= Therapeutic climbing =

Form of climbing used for mental and physical health interventions

Therapeutic climbing (also known as climbing therapy or bouldering psychotherapy), is a structured form of climbing used for mental and physical health interventions. It integrates psychotherapeutic principles such as goal setting, emotion regulation, and self-efficacy building into climbing sessions.

==Background==
Therapeutic climbing combines physical exertion, cognitive challenge, and social interaction in a structured environment. It was formalized in Germany as Bouldering Psychotherapy (BPT), a manualized program shown to be comparable in efficacy to group cognitive behavioral therapy (CBT).

==Mental health effects==
Randomized controlled trials show that structured climbing interventions can significantly reduce depressive and anxiety symptoms. Single-session studies report immediate improvements in mood and reductions in anxiety. Other studies found increases in self-efficacy and self-esteem following multi-week interventions. Qualitative research describes therapeutic climbing as promoting mindfulness, social connection, and intrinsic motivation.

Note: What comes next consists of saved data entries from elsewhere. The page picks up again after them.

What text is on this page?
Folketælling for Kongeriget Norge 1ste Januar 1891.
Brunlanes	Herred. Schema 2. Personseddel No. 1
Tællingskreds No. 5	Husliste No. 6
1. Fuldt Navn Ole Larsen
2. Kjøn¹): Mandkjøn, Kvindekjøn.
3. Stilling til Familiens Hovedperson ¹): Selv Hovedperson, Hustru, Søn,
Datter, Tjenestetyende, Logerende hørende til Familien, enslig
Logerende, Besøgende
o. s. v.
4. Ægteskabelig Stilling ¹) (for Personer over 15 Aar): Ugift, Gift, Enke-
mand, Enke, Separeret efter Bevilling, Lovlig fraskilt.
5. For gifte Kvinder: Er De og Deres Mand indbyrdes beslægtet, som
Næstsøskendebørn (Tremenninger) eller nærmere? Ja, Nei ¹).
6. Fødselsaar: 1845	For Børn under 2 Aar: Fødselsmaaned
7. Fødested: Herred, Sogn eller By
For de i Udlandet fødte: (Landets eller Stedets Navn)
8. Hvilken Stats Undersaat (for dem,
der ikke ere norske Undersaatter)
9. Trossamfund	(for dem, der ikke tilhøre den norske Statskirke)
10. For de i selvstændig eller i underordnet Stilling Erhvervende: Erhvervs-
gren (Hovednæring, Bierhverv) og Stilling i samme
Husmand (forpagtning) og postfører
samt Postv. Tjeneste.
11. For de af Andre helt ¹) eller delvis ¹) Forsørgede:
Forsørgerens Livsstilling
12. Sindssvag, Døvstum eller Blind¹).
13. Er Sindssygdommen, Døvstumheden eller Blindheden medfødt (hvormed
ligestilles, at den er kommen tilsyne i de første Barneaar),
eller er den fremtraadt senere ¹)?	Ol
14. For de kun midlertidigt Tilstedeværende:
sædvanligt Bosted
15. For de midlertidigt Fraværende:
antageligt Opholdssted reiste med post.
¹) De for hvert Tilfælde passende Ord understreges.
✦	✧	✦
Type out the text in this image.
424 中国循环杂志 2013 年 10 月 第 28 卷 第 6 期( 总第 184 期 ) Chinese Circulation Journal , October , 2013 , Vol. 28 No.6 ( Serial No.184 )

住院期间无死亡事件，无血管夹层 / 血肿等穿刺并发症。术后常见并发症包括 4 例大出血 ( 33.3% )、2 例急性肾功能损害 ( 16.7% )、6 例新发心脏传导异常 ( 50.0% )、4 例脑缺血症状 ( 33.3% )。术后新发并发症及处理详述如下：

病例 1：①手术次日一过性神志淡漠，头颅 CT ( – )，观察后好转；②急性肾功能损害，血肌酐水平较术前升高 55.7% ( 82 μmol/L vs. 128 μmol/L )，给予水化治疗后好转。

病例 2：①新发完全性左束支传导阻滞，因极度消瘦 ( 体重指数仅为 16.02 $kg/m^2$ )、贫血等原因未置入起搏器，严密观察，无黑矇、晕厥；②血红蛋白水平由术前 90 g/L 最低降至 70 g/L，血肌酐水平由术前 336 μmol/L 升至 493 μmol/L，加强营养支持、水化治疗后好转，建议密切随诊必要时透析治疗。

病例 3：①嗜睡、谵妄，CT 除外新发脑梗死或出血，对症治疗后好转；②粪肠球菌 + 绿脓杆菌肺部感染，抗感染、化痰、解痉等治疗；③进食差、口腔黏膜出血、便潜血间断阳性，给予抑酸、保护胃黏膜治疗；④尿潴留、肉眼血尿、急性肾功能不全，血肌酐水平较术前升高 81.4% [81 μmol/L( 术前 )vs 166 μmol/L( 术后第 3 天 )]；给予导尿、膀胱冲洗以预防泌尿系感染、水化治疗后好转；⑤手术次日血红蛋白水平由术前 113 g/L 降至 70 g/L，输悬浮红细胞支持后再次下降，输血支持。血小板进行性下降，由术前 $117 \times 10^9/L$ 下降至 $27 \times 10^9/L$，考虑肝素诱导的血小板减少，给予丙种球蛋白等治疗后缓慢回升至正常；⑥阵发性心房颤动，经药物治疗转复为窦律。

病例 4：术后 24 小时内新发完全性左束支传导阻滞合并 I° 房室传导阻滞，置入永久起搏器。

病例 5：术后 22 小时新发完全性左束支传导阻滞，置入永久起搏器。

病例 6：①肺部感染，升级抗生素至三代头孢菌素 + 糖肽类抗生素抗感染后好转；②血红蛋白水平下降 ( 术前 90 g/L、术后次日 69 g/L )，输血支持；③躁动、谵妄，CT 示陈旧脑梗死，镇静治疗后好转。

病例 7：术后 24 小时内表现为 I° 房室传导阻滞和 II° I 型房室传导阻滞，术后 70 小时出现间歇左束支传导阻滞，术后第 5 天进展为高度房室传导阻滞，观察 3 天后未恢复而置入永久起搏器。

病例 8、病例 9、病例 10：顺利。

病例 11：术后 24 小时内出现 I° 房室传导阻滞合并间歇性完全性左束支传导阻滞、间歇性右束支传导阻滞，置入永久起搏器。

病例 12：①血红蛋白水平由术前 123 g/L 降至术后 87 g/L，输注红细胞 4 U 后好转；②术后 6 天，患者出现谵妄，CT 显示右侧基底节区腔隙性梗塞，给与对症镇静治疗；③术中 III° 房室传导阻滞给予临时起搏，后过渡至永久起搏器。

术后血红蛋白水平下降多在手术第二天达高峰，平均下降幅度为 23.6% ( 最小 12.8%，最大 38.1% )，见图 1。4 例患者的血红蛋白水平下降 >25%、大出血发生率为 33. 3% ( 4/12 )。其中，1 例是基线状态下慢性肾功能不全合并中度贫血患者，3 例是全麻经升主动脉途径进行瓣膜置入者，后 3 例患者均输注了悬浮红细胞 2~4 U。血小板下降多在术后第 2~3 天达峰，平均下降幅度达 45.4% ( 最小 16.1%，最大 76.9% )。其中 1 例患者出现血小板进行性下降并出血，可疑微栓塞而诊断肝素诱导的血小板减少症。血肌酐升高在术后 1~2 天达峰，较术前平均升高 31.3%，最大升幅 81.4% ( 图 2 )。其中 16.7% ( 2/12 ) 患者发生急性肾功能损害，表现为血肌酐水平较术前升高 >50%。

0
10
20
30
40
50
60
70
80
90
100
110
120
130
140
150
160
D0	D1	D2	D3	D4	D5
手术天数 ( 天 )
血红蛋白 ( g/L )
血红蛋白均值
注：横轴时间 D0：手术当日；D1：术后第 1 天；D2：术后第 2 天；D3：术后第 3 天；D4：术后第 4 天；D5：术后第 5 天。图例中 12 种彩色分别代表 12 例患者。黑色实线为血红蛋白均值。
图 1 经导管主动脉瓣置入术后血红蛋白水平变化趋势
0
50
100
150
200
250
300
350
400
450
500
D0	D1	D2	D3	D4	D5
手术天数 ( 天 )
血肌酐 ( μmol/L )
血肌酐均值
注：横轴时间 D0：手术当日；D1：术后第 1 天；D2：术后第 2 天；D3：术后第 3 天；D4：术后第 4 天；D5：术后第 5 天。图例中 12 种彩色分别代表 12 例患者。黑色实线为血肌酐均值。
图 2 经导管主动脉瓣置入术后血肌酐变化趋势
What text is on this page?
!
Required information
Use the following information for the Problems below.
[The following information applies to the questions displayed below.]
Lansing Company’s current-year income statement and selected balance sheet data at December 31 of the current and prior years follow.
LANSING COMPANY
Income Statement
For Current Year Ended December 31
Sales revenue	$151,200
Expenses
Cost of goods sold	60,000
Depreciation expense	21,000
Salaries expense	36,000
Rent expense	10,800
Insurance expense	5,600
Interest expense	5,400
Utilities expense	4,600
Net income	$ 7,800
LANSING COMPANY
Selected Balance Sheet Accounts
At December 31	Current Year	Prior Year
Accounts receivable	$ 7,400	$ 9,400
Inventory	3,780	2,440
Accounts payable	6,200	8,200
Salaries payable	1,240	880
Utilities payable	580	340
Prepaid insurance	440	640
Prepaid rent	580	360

==Public and environmental health perspective==
Therapeutic climbing aligns with the One Health and public health frameworks by illustrating how interaction with physical and natural environments supports psychological resilience and social well-being. Hospital, community, and outdoor climbing programs demonstrate how built and natural environments can serve as preventive health tools. A 2023 evaluation of a green social prescribing program that included climbing found a social return of approximately £5 for every £1 invested through improved mental health and community cohesion.